Jornalista lança obra sobre Teatro Sete de Abril

Deborah Cattani

Marcos Nagelstein/JC
Klécio Santos autografa hoje, na praça da Alfândega
Klécio Santos autografa hoje, na praça da Alfândega

Nascido em 1968, um ano marcante, Klécio Santos é conhecido na editoria de política e renomado por sua trajetória profissional. Há 14 anos morando em Brasília e investindo neste tipo de cobertura, Klécio não é apenas um repórter de redação. 

Há um ano atrás, ele decidiu deixar o jornalismo em segundo plano, para perseguir uma paixão antiga: escrever um livro cultural. O objeto de estudo não podia ser outro, o Teatro Sete de Abril, em Pelotas, onde ele iniciou a carreira. Sete de Abril – O teatro do imperador se concretizou e será lançado neste sábado (10), às 19h, na praça de autógrafos da 58º Feira do Livro de Porto Alegre.

O projeto não foi a toa, Klécio é especialista em patrimônio cultural pelo Instituto de Letras e Artes da Ufpel. Além disso, ele chegou a escrever, por um tempo, colunas de cinema. “Eu gostei muito, porque foi uma forma de escapar e me transportar para o século XIX, aquela época dos saraus, de grandes espetáculos”, comenta.

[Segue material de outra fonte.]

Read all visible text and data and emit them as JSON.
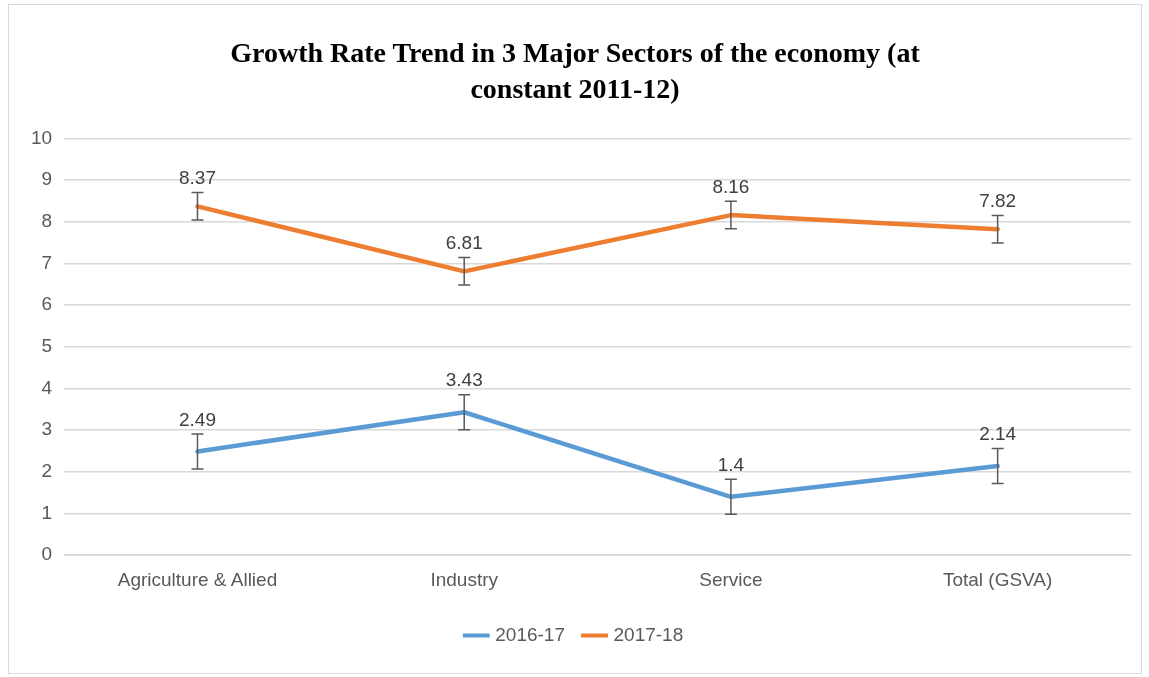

O Sete de Abril foi inaugurado em 1831, sendo o mais antigo do Rio Grande do Sul. O local em questão não é o inicial, pois o teatro teve duas casas. A primeira, durou até 1833 e hoje é um armazém no centro de Pelotas. A segunda, abriga o teatro até os dias atuais, apesar de estar fechado desde 2010, por problemas na infraestrutura. 

“Fui tentar resgatar um mito que estava esquecido. A publicação daria uma enciclopédia, tamanho o volume que eu encontrei de informações. Eu tive que fazer uma seleção”, explica Klécio. Ele diz que a importância do lugar foi posta de lado, principalmente pelo seu sucateamento. Essa é uma das razões que motivaram o jornalista a investir na pesquisa. “O teatro não tinha um livro que representasse seus 180 anos, apenas duas obras mais curtas e bem compiladas”, aponta.

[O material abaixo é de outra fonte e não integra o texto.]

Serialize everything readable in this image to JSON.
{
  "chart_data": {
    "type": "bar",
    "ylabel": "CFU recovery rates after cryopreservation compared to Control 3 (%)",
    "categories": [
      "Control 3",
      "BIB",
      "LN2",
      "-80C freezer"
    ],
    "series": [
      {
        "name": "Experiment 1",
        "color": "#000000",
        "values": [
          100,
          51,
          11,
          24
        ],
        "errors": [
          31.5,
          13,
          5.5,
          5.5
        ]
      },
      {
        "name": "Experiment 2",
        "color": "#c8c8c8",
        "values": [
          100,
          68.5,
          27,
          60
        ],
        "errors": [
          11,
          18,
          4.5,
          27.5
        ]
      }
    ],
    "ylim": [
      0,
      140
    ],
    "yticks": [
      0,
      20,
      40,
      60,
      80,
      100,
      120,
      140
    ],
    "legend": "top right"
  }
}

A produção da obra não foi tarefa fácil, explica o escritor. Foi feito todo um resgate cronológico que começa desde a fundação. “Na época de pujança do ciclo do charque, aquela economia que transformou Pelotas na cidade mais importante do Estado e impulsionou a construção do teatro”, conta. Klécio revela que o nome do local foi uma homenagem a Dom Pedro II, trata-se do dia em que este herdou o trono de seu pai, Dom Pedro I.

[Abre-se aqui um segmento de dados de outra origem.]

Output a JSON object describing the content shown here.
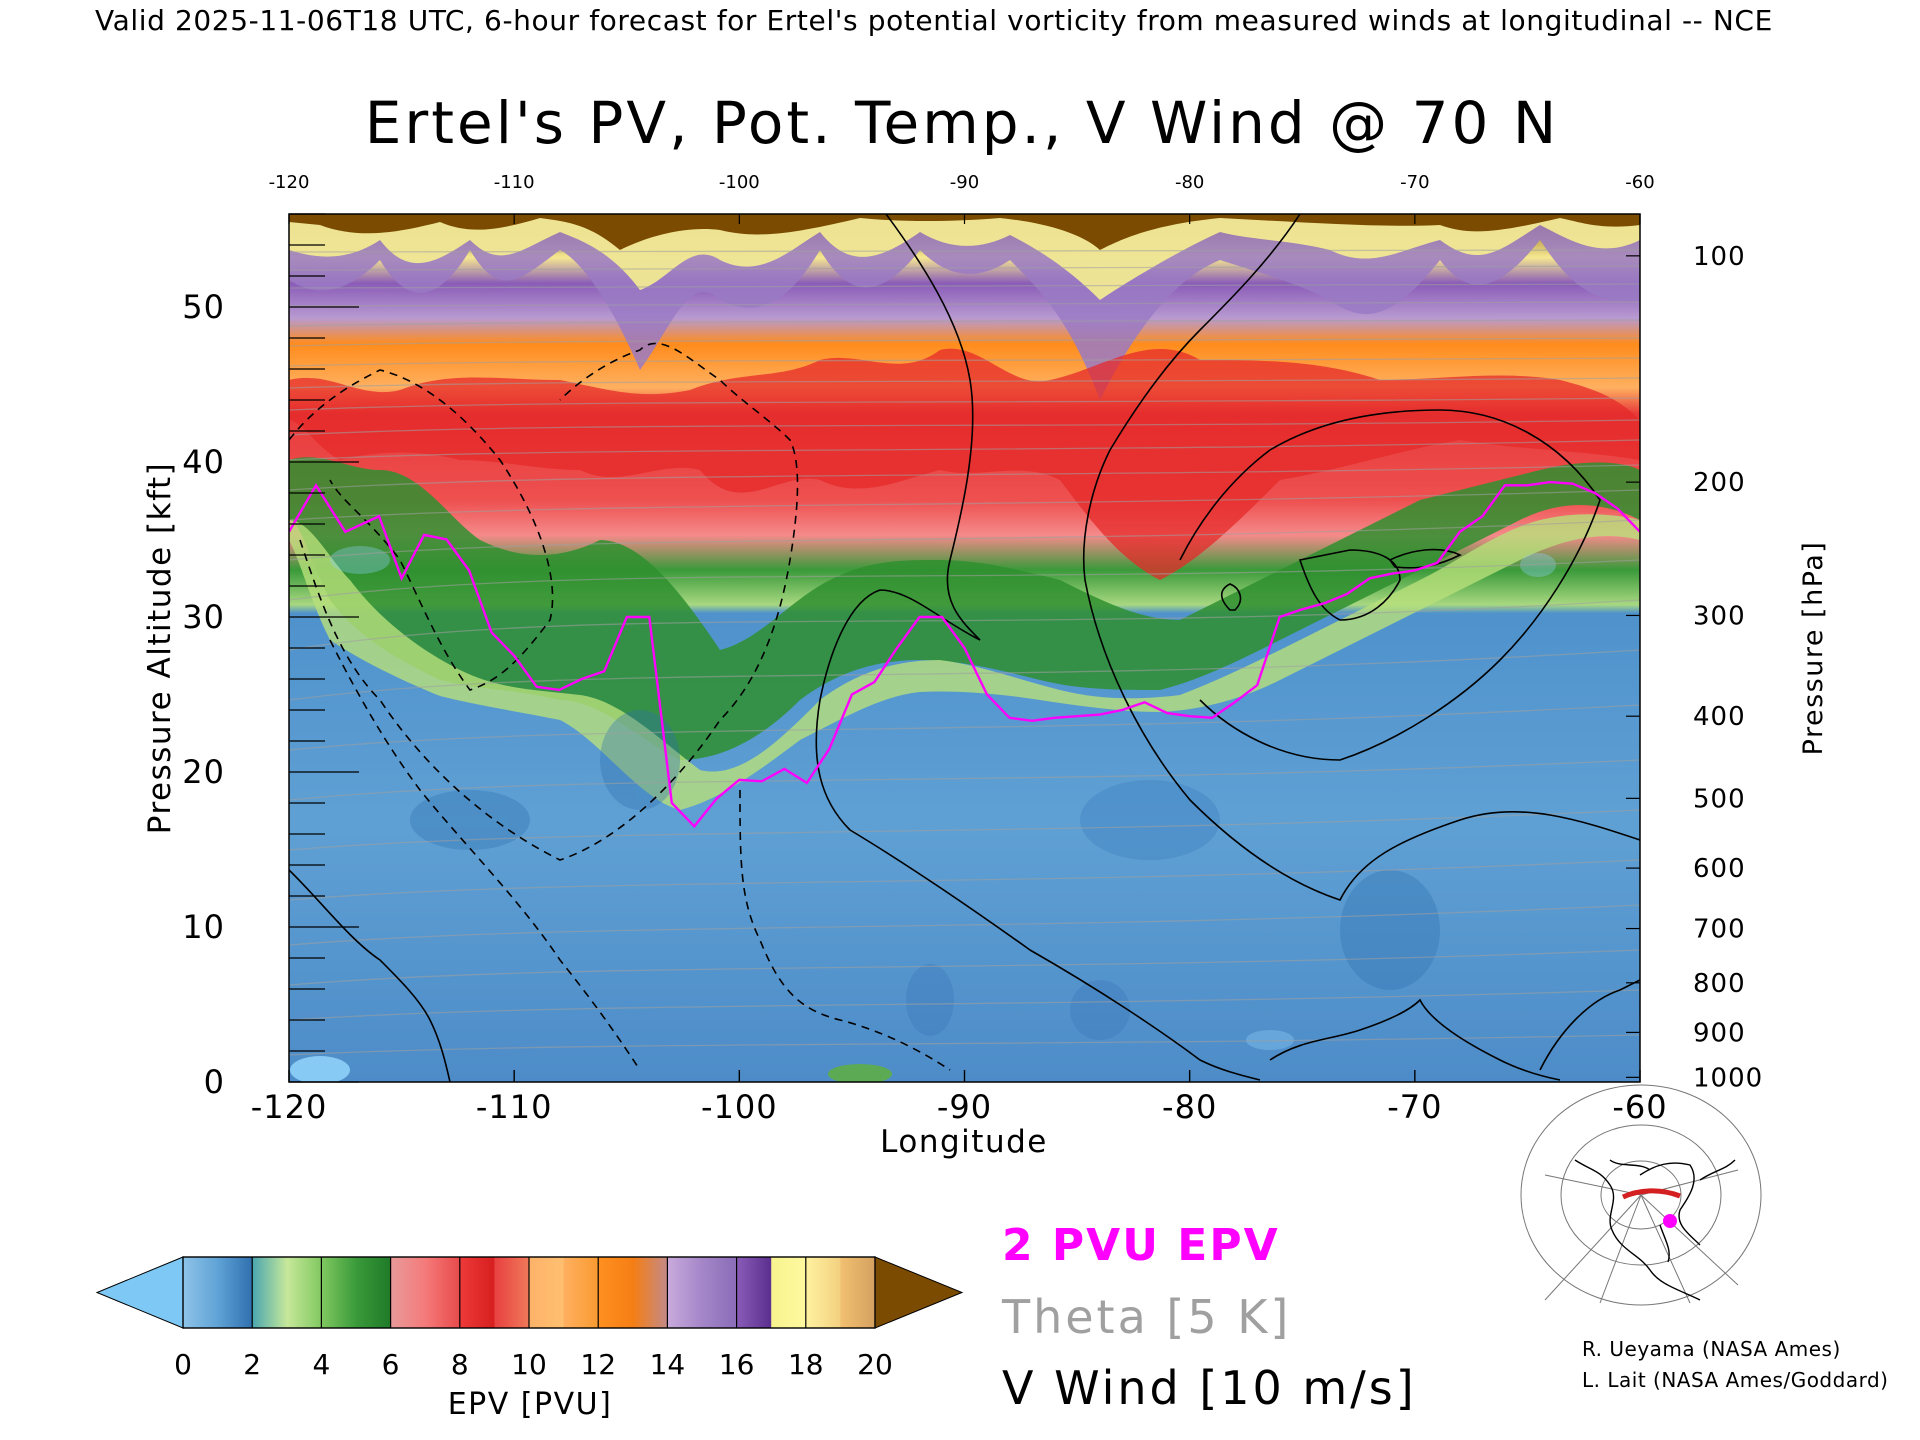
{
  "header": {
    "valid_line": "Valid 2025-11-06T18 UTC, 6-hour forecast for Ertel's potential vorticity from measured winds at longitudinal -- NCE"
  },
  "chart_data": {
    "type": "heatmap",
    "title": "Ertel's PV, Pot. Temp., V Wind @ 70 N",
    "xlabel": "Longitude",
    "ylabel": "Pressure Altitude [kft]",
    "y2label": "Pressure [hPa]",
    "xlim": [
      -120,
      -60
    ],
    "ylim": [
      0,
      56
    ],
    "x_ticks": [
      "-120",
      "-110",
      "-100",
      "-90",
      "-80",
      "-70",
      "-60"
    ],
    "x_ticks_top": [
      "-120",
      "-110",
      "-100",
      "-90",
      "-80",
      "-70",
      "-60"
    ],
    "y_ticks": [
      "0",
      "10",
      "20",
      "30",
      "40",
      "50"
    ],
    "pressure_ticks": [
      {
        "label": "100",
        "kft": 53.3
      },
      {
        "label": "200",
        "kft": 38.7
      },
      {
        "label": "300",
        "kft": 30.1
      },
      {
        "label": "400",
        "kft": 23.6
      },
      {
        "label": "500",
        "kft": 18.3
      },
      {
        "label": "600",
        "kft": 13.8
      },
      {
        "label": "700",
        "kft": 9.9
      },
      {
        "label": "800",
        "kft": 6.4
      },
      {
        "label": "900",
        "kft": 3.2
      },
      {
        "label": "1000",
        "kft": 0.3
      }
    ],
    "tropopause_2pvu": {
      "longitude": [
        -120,
        -118.8,
        -117.5,
        -116,
        -115,
        -114,
        -113,
        -112,
        -111,
        -110,
        -109,
        -108,
        -107,
        -106,
        -105,
        -104,
        -103,
        -102,
        -101,
        -100,
        -99,
        -98,
        -97,
        -96,
        -95,
        -94,
        -93,
        -92,
        -91,
        -90,
        -89,
        -88,
        -87,
        -86,
        -85,
        -84,
        -83,
        -82,
        -81,
        -80,
        -79,
        -78,
        -77,
        -76,
        -75,
        -74,
        -73,
        -72,
        -71,
        -70,
        -69,
        -68,
        -67,
        -66,
        -65,
        -64,
        -63,
        -62,
        -61,
        -60
      ],
      "altitude_kft": [
        35.5,
        38.5,
        35.5,
        36.5,
        32.5,
        35.3,
        35,
        33,
        29,
        27.5,
        25.5,
        25.3,
        26,
        26.5,
        30,
        30,
        18,
        16.5,
        18.3,
        19.5,
        19.4,
        20.2,
        19.3,
        21.5,
        25,
        25.8,
        28,
        30,
        30,
        28,
        25,
        23.5,
        23.3,
        23.5,
        23.6,
        23.7,
        24,
        24.5,
        23.8,
        23.6,
        23.5,
        24.5,
        25.6,
        30,
        30.5,
        30.9,
        31.5,
        32.5,
        32.8,
        33,
        33.5,
        35.5,
        36.5,
        38.5,
        38.5,
        38.7,
        38.6,
        38,
        37,
        35.5
      ]
    },
    "legend": {
      "epv_label": "2 PVU EPV",
      "theta_label": "Theta [5 K]",
      "vwind_label": "V Wind [10 m/s]",
      "epv_color": "#ff00ff",
      "theta_color": "#a0a0a0",
      "vwind_color": "#000000"
    },
    "colorbar": {
      "label": "EPV [PVU]",
      "ticks": [
        "0",
        "2",
        "4",
        "6",
        "8",
        "10",
        "12",
        "14",
        "16",
        "18",
        "20"
      ],
      "under_color": "#7ec8f5",
      "over_color": "#7a4b00",
      "bins": [
        {
          "from": 0,
          "to": 1,
          "colors": [
            "#8ec3e8",
            "#5fa3d6"
          ]
        },
        {
          "from": 1,
          "to": 2,
          "colors": [
            "#5fa3d6",
            "#2f6fae"
          ]
        },
        {
          "from": 2,
          "to": 3,
          "colors": [
            "#4aa7b0",
            "#c7e89a"
          ]
        },
        {
          "from": 3,
          "to": 4,
          "colors": [
            "#c7e89a",
            "#80c860"
          ]
        },
        {
          "from": 4,
          "to": 5,
          "colors": [
            "#80c860",
            "#3a9a3a"
          ]
        },
        {
          "from": 5,
          "to": 6,
          "colors": [
            "#3a9a3a",
            "#1f7a28"
          ]
        },
        {
          "from": 6,
          "to": 7,
          "colors": [
            "#e89a9a",
            "#f57a7a"
          ]
        },
        {
          "from": 7,
          "to": 8,
          "colors": [
            "#f57a7a",
            "#e84a4a"
          ]
        },
        {
          "from": 8,
          "to": 9,
          "colors": [
            "#ee3a3a",
            "#d61e1e"
          ]
        },
        {
          "from": 9,
          "to": 10,
          "colors": [
            "#e84040",
            "#f07a5a"
          ]
        },
        {
          "from": 10,
          "to": 11,
          "colors": [
            "#fdb26a",
            "#ffc070"
          ]
        },
        {
          "from": 11,
          "to": 12,
          "colors": [
            "#ffb060",
            "#f99a30"
          ]
        },
        {
          "from": 12,
          "to": 13,
          "colors": [
            "#ff9020",
            "#f57e14"
          ]
        },
        {
          "from": 13,
          "to": 14,
          "colors": [
            "#f57e14",
            "#c28a8a"
          ]
        },
        {
          "from": 14,
          "to": 15,
          "colors": [
            "#c8aadc",
            "#a486c8"
          ]
        },
        {
          "from": 15,
          "to": 16,
          "colors": [
            "#a486c8",
            "#8a6cb8"
          ]
        },
        {
          "from": 16,
          "to": 17,
          "colors": [
            "#8a5cb8",
            "#5a2e8e"
          ]
        },
        {
          "from": 17,
          "to": 18,
          "colors": [
            "#f7f48e",
            "#fff8a0"
          ]
        },
        {
          "from": 18,
          "to": 19,
          "colors": [
            "#fff2a0",
            "#f2d080"
          ]
        },
        {
          "from": 19,
          "to": 20,
          "colors": [
            "#f2c070",
            "#d4a060"
          ]
        }
      ]
    },
    "credits": [
      "R. Ueyama (NASA Ames)",
      "L. Lait (NASA Ames/Goddard)"
    ]
  }
}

O resgate ilustra uma obra iconograficamente diferenciada e um conteúdo saudosista. “A ideia era a gente tentar fazer com que o leitor também viajasse nesse tempo, por isso coletei as notícias dos primeiros bailes de carnaval, que começam 1849, além de ilustrações de Dom Pedro II de bombachas”, lembra Klécio. 

O texto possui linguagem jornalística, pois como esclarece o autor: “Facilita a compreensão da história. Isso que eu acho bacana, não é um livro acadêmico, é uma obra narrada por um jornalista.” O livro serviu também de incentivo para que as pessoas pressionassem pela reabertura do Sete de Abril. Eduardo Leite, prefeito de Pelotas, anunciou recentemente uma verba que será usada na restauração do mesmo.